Grant applications often take weeks of preparation, with multiple questions completed across multiple departments in a given organization. Some larger grants require hiring outside consultants to finesse language, or bookkeepers to run audits or to ensure eligibility. Not only does it take significant resources to apply for many grants, but BIPOC arts organizations often find themselves in situations where they are addressing multiple interlocking needs of their communities that go beyond art-making, which can include anti-racism work, community events, and even providing resources often left to social services organizations. So these applications sometimes become exercises in justifying the very existence of certain communities in space. Along with the emotional, financial, and psychic toll these processes take, every leader relayed the trauma of rejection, of project viability hinging on rejection after rejection.
Grant funding has a direct implication on the viability of not only the organization but also the livelihood of its leaders. Some TCTOCC artistic directors’ personal finances are so intertwined with their organizations’ that in the past they have responded to defunded projects with dire actions. “I [grew up] watching my dad struggle for my entire life: mortgaging our house multiple times to keep this place open, laying people off, always making sure that we paid the artists, he and other managing directors like Chris Widdess [Penumbra’s former managing director] not taking salary. That kind of thing. I know that affected me as a leader and as a person,” says Bellamy.
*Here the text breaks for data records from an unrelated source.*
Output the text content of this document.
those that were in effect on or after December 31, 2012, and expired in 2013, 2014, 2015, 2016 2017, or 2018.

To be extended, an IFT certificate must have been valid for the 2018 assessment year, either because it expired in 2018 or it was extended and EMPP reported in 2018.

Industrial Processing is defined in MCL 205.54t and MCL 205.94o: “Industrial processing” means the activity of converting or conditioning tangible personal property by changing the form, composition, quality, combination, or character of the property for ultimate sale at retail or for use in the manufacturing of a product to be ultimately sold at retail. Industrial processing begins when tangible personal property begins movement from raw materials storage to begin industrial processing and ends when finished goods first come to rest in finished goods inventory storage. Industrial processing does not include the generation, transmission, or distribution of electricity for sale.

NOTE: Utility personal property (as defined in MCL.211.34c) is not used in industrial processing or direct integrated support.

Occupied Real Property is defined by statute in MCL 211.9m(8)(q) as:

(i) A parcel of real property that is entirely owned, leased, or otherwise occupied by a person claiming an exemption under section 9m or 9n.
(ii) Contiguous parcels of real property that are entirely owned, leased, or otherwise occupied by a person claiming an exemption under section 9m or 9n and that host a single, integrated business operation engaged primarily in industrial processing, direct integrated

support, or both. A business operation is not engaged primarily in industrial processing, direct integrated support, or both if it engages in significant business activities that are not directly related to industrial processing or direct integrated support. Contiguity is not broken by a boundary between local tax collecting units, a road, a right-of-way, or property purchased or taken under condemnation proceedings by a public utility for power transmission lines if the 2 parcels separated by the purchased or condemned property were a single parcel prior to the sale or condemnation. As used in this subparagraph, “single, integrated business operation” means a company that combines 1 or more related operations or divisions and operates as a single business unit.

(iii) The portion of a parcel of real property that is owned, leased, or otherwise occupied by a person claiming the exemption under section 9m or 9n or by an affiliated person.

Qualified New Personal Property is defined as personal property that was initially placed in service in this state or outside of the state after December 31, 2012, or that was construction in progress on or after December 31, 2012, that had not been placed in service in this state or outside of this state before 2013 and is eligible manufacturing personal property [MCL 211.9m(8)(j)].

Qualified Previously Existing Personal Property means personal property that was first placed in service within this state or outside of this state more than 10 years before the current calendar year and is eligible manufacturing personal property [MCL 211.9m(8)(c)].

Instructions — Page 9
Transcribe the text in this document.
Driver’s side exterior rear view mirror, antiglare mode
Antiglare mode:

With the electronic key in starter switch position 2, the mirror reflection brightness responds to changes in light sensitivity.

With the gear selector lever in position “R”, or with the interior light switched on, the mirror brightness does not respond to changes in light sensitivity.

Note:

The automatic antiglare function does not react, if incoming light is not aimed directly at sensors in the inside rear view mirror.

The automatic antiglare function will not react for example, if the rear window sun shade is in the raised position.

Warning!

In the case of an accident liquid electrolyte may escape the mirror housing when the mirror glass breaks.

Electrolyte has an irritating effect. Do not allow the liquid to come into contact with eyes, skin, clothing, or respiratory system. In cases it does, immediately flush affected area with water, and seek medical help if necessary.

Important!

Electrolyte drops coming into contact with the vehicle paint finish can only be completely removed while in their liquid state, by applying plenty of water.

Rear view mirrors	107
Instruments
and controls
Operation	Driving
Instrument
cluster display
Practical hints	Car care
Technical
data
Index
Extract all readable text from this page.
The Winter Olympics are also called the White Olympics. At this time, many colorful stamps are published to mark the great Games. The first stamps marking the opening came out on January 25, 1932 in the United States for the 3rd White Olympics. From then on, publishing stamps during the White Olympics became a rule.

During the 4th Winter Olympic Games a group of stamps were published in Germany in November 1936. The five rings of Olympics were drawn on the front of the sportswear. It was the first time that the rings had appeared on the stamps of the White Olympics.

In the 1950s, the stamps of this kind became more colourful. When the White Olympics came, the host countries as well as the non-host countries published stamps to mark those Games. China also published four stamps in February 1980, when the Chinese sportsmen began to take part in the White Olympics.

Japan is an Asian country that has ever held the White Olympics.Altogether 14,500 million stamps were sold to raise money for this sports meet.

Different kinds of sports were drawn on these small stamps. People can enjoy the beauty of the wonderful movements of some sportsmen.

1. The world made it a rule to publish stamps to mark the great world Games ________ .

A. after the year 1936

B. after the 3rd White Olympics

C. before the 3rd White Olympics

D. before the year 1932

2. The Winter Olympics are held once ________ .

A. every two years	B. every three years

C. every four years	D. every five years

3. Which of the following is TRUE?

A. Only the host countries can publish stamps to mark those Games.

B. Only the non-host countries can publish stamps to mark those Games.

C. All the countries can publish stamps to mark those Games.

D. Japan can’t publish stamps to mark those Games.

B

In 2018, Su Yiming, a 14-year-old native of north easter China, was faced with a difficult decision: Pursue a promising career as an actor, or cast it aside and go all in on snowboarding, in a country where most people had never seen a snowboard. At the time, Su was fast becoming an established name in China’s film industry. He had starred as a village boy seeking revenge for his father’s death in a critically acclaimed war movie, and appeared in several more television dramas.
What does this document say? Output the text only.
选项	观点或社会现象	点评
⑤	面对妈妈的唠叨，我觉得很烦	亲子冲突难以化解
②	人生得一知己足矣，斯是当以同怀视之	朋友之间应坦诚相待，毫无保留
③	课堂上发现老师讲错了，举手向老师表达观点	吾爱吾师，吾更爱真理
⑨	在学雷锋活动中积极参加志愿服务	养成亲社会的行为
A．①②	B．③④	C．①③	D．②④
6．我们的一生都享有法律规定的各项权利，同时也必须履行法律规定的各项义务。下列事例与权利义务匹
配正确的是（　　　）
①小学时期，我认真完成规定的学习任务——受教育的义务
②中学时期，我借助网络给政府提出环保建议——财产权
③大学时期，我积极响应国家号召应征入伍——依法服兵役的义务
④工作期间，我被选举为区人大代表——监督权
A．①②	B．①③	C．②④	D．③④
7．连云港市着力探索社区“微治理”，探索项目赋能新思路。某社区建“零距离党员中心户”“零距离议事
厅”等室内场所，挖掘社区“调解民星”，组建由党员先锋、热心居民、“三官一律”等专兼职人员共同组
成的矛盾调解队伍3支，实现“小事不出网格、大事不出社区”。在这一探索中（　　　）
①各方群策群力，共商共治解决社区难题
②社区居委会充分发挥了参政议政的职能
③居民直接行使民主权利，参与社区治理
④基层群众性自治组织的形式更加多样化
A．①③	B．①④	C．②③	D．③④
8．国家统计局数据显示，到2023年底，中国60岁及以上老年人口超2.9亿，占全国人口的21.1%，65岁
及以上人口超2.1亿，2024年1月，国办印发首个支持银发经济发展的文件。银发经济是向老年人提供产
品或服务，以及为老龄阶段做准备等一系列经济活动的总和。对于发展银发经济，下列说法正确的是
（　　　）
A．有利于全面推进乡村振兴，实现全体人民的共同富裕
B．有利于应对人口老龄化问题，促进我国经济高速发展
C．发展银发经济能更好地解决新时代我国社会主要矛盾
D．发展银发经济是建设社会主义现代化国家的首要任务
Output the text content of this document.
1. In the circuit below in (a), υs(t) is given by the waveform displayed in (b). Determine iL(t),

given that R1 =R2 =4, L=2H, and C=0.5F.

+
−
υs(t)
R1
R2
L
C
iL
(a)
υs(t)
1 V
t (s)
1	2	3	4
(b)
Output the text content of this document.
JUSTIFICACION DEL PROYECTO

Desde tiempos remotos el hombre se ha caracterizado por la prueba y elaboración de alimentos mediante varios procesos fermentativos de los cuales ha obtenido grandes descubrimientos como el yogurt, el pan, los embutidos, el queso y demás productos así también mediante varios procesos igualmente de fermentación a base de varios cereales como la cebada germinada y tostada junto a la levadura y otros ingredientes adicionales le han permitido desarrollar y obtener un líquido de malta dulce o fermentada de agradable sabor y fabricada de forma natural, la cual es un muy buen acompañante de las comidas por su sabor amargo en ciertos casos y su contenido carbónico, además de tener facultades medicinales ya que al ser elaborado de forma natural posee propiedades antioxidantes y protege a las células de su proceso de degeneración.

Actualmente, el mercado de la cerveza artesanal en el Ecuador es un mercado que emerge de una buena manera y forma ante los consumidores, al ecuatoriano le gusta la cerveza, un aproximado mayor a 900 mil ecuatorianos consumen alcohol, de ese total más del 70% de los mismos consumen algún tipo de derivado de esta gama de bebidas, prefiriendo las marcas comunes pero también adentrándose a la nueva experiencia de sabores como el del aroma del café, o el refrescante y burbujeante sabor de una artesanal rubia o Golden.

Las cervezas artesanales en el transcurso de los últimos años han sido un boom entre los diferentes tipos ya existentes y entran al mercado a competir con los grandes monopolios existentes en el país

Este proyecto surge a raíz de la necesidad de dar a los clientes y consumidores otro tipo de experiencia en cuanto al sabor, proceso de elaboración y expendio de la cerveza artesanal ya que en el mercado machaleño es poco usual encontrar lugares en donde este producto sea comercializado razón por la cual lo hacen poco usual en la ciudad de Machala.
While these leaders can feel beholden, powerless, or even subservient in the traditional funding landscape, their relationship to the BIPOC communities they work in means they inhabit their organizations as one of, if not the primary, decision-makers of the organization. This means they are able to adjust and change to the needs and resources of the community. It also means that the battles they wage around white supremacy and colonialism are shared by their staff, artist collaborators, and audiences. They are part of a larger culture that amplifies them as they amplify their community’s needs.
While an artistic director can change radically the direction of their organization based on their vision—and are often encouraged to do so—a funding officer can risk not only their personal financial stability, but the viability of a given funding initiative by asserting different agendas or inclinations.
Meanwhile, funding officers hold a comparably stable financial life. Their salaries are less directly intertwined to their performance or outside metrics. They can take out mortgages or loans and reasonably expect to continue paying them for years. With this stability comes a different set of problems. Funding officers exist as individuals within much larger organizations that often have multiple if not conflicting goals. While they may technically hold the purse strings of a given funding source or initiative, many funding officers only have nominal say over what kind of projects are funded, on what scale, and in what way. Justin Laing, principal consultant of the Hillombo Group and facilitator of TCTOCC-REFC conversations and retreats, reflects on this relationship to institutional power:
“There was a moment where program officers had to say, ‘This is what I can do. And this is causing a little bit of some weight on my end.’ The program officer is not this philanthropoid that can show up in full capacity. It can look sometimes as though the program officer is the foundation, that they are the ones holding power. [But] I find program officers will report feeling the most disempowered. They feel like they are small parts of a much bigger piece”
Therefore, a funding officer who perceives white supremacist or colonialist tendencies of a funding initiative or their own organization might work in a context where those issues may be minimized or ignored. Equity-minded individuals might find themselves fighting against the parameters of “merit” set by an out-of-touch board, supervisor, or an entire philanthropy sector. While an artistic director can change radically the direction of their organization based on their vision—and are often encouraged to do so—a funding officer can risk not only their personal financial stability, but the viability of a given funding initiative by asserting different agendas or inclinations.
“One of the models that really helped us to understand the complex dynamics within the group was the structure of nesting dolls, right?” says Little. In this metaphor, each person who arrived at the TCTOCC-REFC meetings represented multiple interlocking selves. They were individuals with their own tastes and personalities. Then, they represented the organizations they worked for, where some could make large sweeping decisions for those organizations and others would need to recruit buy-in. They represented either REFC or TCTOCC, and each group had specific agendas. And then there was the overall TCTOCC-REFC coalition that was trying to change how philanthropy and theatre interacted and aligned. This idea of nested priorities helped the group move from getting to know each other as individuals to addressing large-scale structural change.